Enter the Prague, Cross Off Another City

Prague always seemed to be a lovely city to visit. While my mind wasn’t full of the grandeur that so many other Americans attributed to this capital of the Czech Republic, it seemed like a nice place to go. Telling friends in Barcelona we were heading there for a couple of days before heading on to Budapest got a lot of the same responses such as, “Oh, well, enjoy I guess.” or “Have fun with the Americans!”
I was wondering what they were getting at. I’ve been to Venice in August and I’ve seen the glut of tourists in Barcelona in the high months as well. How bad could it be? Surely they were exaggerating.

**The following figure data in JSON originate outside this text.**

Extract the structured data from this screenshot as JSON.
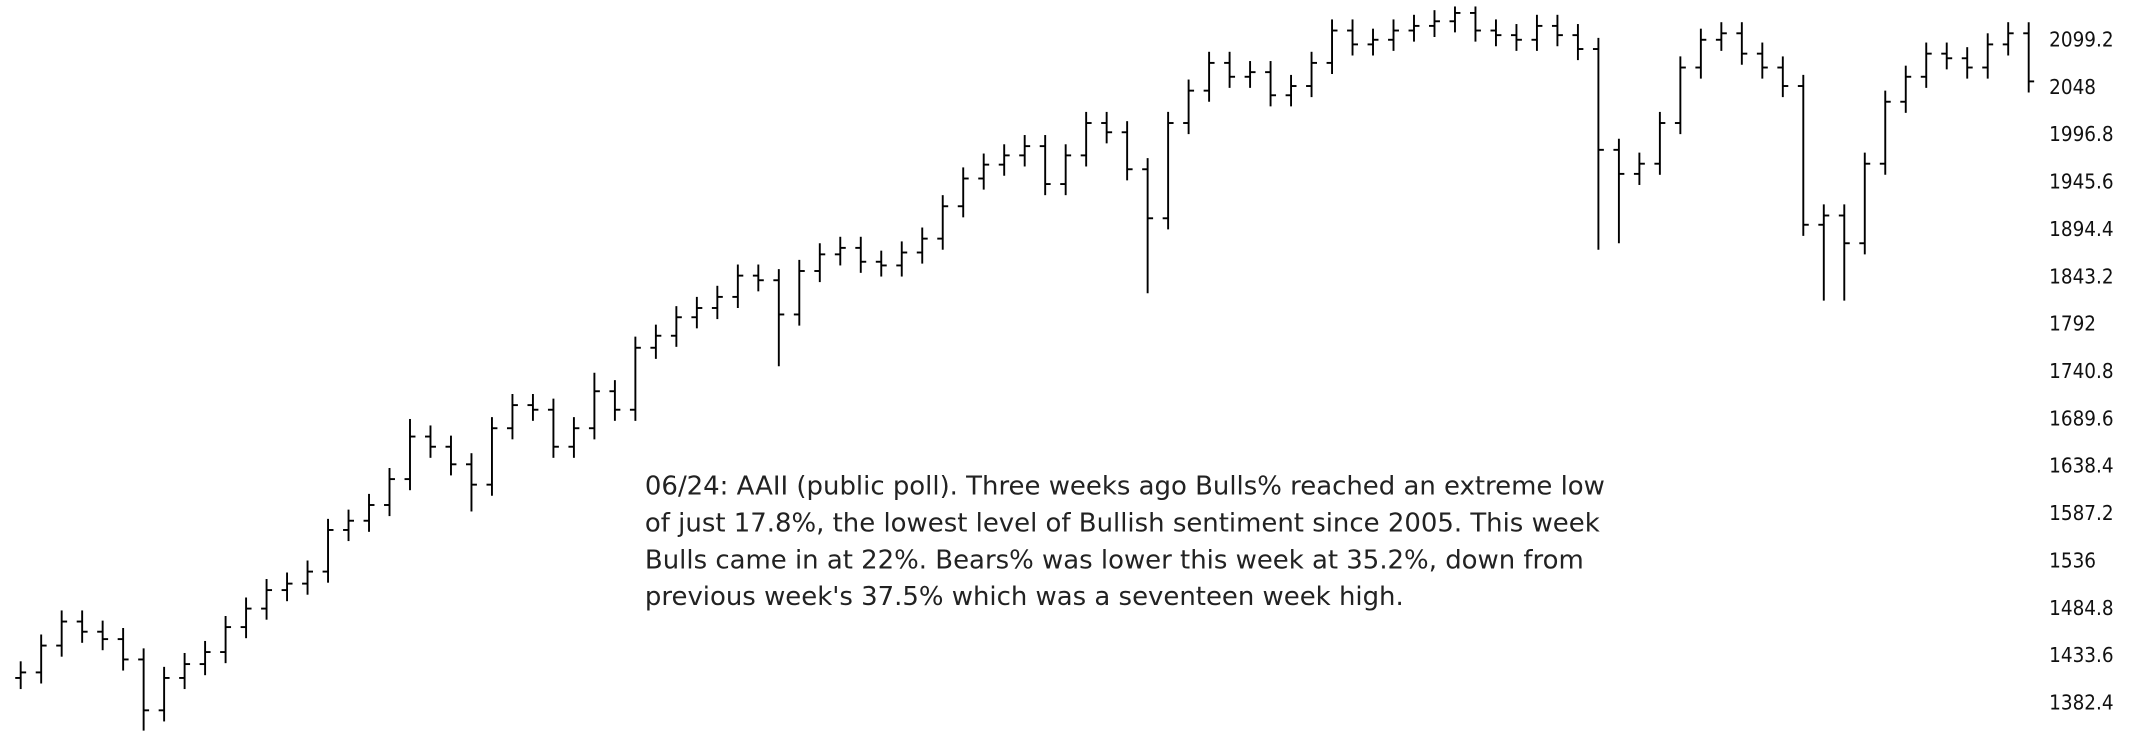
{
  "chart_data": {
    "type": "ohlc",
    "color": "#000000",
    "annotation": [
      "06/24: AAII (public poll). Three weeks ago Bulls% reached an extreme low",
      "of just 17.8%, the lowest level of Bullish sentiment since 2005. This week",
      "Bulls came in at 22%. Bears% was lower this week at 35.2%, down from",
      "previous week's 37.5% which was a seventeen week high."
    ],
    "ylim": [
      1344,
      2143
    ],
    "yticks": [
      1382.4,
      1433.6,
      1484.8,
      1536,
      1587.2,
      1638.4,
      1689.6,
      1740.8,
      1792,
      1843.2,
      1894.4,
      1945.6,
      1996.8,
      2048,
      2099.2
    ],
    "open": [
      1410,
      1416,
      1445,
      1471,
      1460,
      1452,
      1430,
      1375,
      1410,
      1425,
      1438,
      1465,
      1485,
      1505,
      1512,
      1525,
      1570,
      1580,
      1597,
      1625,
      1671,
      1660,
      1641,
      1619,
      1680,
      1705,
      1700,
      1660,
      1680,
      1720,
      1700,
      1767,
      1780,
      1800,
      1810,
      1822,
      1845,
      1840,
      1803,
      1850,
      1868,
      1875,
      1860,
      1856,
      1870,
      1885,
      1920,
      1950,
      1965,
      1975,
      1985,
      1944,
      1975,
      2010,
      2000,
      1960,
      1907,
      2010,
      2045,
      2075,
      2060,
      2065,
      2040,
      2050,
      2075,
      2110,
      2095,
      2100,
      2110,
      2115,
      2120,
      2129,
      2110,
      2105,
      2100,
      2115,
      2105,
      2090,
      1981,
      1955,
      1966,
      2010,
      2070,
      2100,
      2107,
      2085,
      2070,
      2050,
      1900,
      1910,
      1880,
      1966,
      2033,
      2060,
      2085,
      2080,
      2070,
      2095,
      2107
    ],
    "high": [
      1428,
      1457,
      1483,
      1483,
      1472,
      1464,
      1442,
      1422,
      1437,
      1450,
      1477,
      1497,
      1517,
      1524,
      1537,
      1582,
      1592,
      1609,
      1637,
      1690,
      1683,
      1672,
      1653,
      1692,
      1717,
      1717,
      1712,
      1692,
      1740,
      1732,
      1779,
      1792,
      1812,
      1822,
      1834,
      1857,
      1857,
      1852,
      1862,
      1880,
      1887,
      1887,
      1872,
      1882,
      1897,
      1932,
      1962,
      1977,
      1987,
      1997,
      1997,
      1987,
      2022,
      2022,
      2012,
      1972,
      2022,
      2057,
      2087,
      2087,
      2077,
      2077,
      2062,
      2087,
      2122,
      2122,
      2112,
      2122,
      2127,
      2132,
      2136,
      2136,
      2122,
      2117,
      2127,
      2127,
      2117,
      2102,
      1993,
      1978,
      2022,
      2082,
      2112,
      2119,
      2119,
      2097,
      2082,
      2062,
      1922,
      1922,
      1978,
      2045,
      2072,
      2097,
      2097,
      2092,
      2107,
      2119,
      2119
    ],
    "low": [
      1398,
      1404,
      1433,
      1448,
      1440,
      1418,
      1353,
      1363,
      1398,
      1413,
      1426,
      1453,
      1473,
      1493,
      1500,
      1513,
      1558,
      1568,
      1585,
      1613,
      1648,
      1629,
      1590,
      1607,
      1668,
      1688,
      1648,
      1648,
      1668,
      1688,
      1688,
      1755,
      1768,
      1788,
      1798,
      1810,
      1828,
      1747,
      1791,
      1838,
      1856,
      1848,
      1844,
      1844,
      1858,
      1873,
      1908,
      1938,
      1953,
      1963,
      1932,
      1932,
      1963,
      1988,
      1948,
      1826,
      1895,
      1998,
      2033,
      2048,
      2048,
      2028,
      2028,
      2038,
      2063,
      2083,
      2083,
      2088,
      2098,
      2103,
      2108,
      2098,
      2093,
      2088,
      2088,
      2093,
      2078,
      1873,
      1880,
      1943,
      1954,
      1998,
      2058,
      2088,
      2073,
      2058,
      2038,
      1888,
      1818,
      1818,
      1868,
      1954,
      2021,
      2048,
      2068,
      2058,
      2058,
      2083,
      2043
    ],
    "close": [
      1416,
      1445,
      1471,
      1460,
      1452,
      1430,
      1375,
      1410,
      1425,
      1438,
      1465,
      1485,
      1505,
      1512,
      1525,
      1570,
      1580,
      1597,
      1625,
      1671,
      1660,
      1641,
      1619,
      1680,
      1705,
      1700,
      1660,
      1680,
      1720,
      1700,
      1767,
      1780,
      1800,
      1810,
      1822,
      1845,
      1840,
      1803,
      1850,
      1868,
      1875,
      1860,
      1856,
      1870,
      1885,
      1920,
      1950,
      1965,
      1975,
      1985,
      1944,
      1975,
      2010,
      2000,
      1960,
      1907,
      2010,
      2045,
      2075,
      2060,
      2065,
      2040,
      2050,
      2075,
      2110,
      2095,
      2100,
      2110,
      2115,
      2120,
      2129,
      2110,
      2105,
      2100,
      2115,
      2105,
      2090,
      1981,
      1955,
      1966,
      2010,
      2070,
      2100,
      2107,
      2085,
      2070,
      2050,
      1900,
      1910,
      1880,
      1966,
      2033,
      2060,
      2085,
      2080,
      2070,
      2095,
      2107,
      2055
    ]
  }
}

As it turns out, once setting out for a full day or two of exploration, they weren’t exaggerating all that much. While places like Barcelona are shielded from a great deal of the assiest of tourists because they all go to the beach, there is no beach in Prague, so every last speck of tourist booty is parked right in the center. So, if you go anywhere in the center, you are greeted by Marge from Oklahoma calling back home while on the old Charles’s Bridge (about 650 years old) to ya know, check on the kids and stuff. Yes, I actually witnessed this, take a listen below.
The examples of crap, mostly American tourists are quite endless and there is little reason to go in to them other than to say, stay out of Prague during the warm months. It appears to me that Prague tourism has done the exact same thing that Croatia tourism has done, in that they built too fast with little regard to much else than profit which has created a town center that is just jam packed with every crap tourist knickknack one could ever want, but little else.
It’s quite sad to see, because if you swipe this away, Prague is quite a nice city. It has an absolutely fantastic Metro and tram system that takes you anywhere you could want to go for very little money. The food, while heavy and Central European is very good and priced such that it makes buying your own food to cook pointless. The beer is very affordable as well, costing about 1€ for a half liter and it’s damned good beer too. The buildings are impressive, unique, and beautiful, and the layout of the town is cozy and meandering allowing one to enjoy all the twisting streets while wending through the slow tourists in countless groups of course. And then there is Nakládaný Hermelín which is without a doubt the “bee’s knees” (whatever the hell that phrase means, but you mostly likely get the point.) Additionally, if you know how to read a map well, you can go see sites and stroll through the parks just outside the immediate center which most tourists never go to. Spots such as Vyšehrad are a great day out in Prague.
Overall, I would say that Prague is a worthwhile visit if one comes outside of summer (although I hear the crowds are still strong even then and there is a stable base of 20,000 American expats hanging out, attempting to write, who live in the city) and haven’t been to a Habsburg-era city before. If you’ve been to Vienna, the capital of all things Hapbsburg, I think it’s still worth a visit since I like Prague a great deal more than Vienna due to Vienna being far too oppressive and palatial. But, for someone like me who has been to Zagreb, Ljubljana, Maribor, Varaždin, Belgrade, Sarajevo, Vienna, Graz, Brno, and Budapest, it’s a tad, well… “normal”. Yeah, I know, I need to slow down a bit someday.
Obviously, I have a great many more things to follow on Prague, after staying here for five days with #1 Fan. But the one thing that I’ve realized here and it seems to be another universal truth of life is that whatever Habsburg-era city you see first is ultimately the one you’ll love for the rest of your life. For me, this means loving Zagreb despite the fact that few do actually love it, including the great majority of the people who live there. For others this means Prague and so be it. It’s a perfect place to start a love affair. Just choose wisely when choosing your first Habsburg entry point.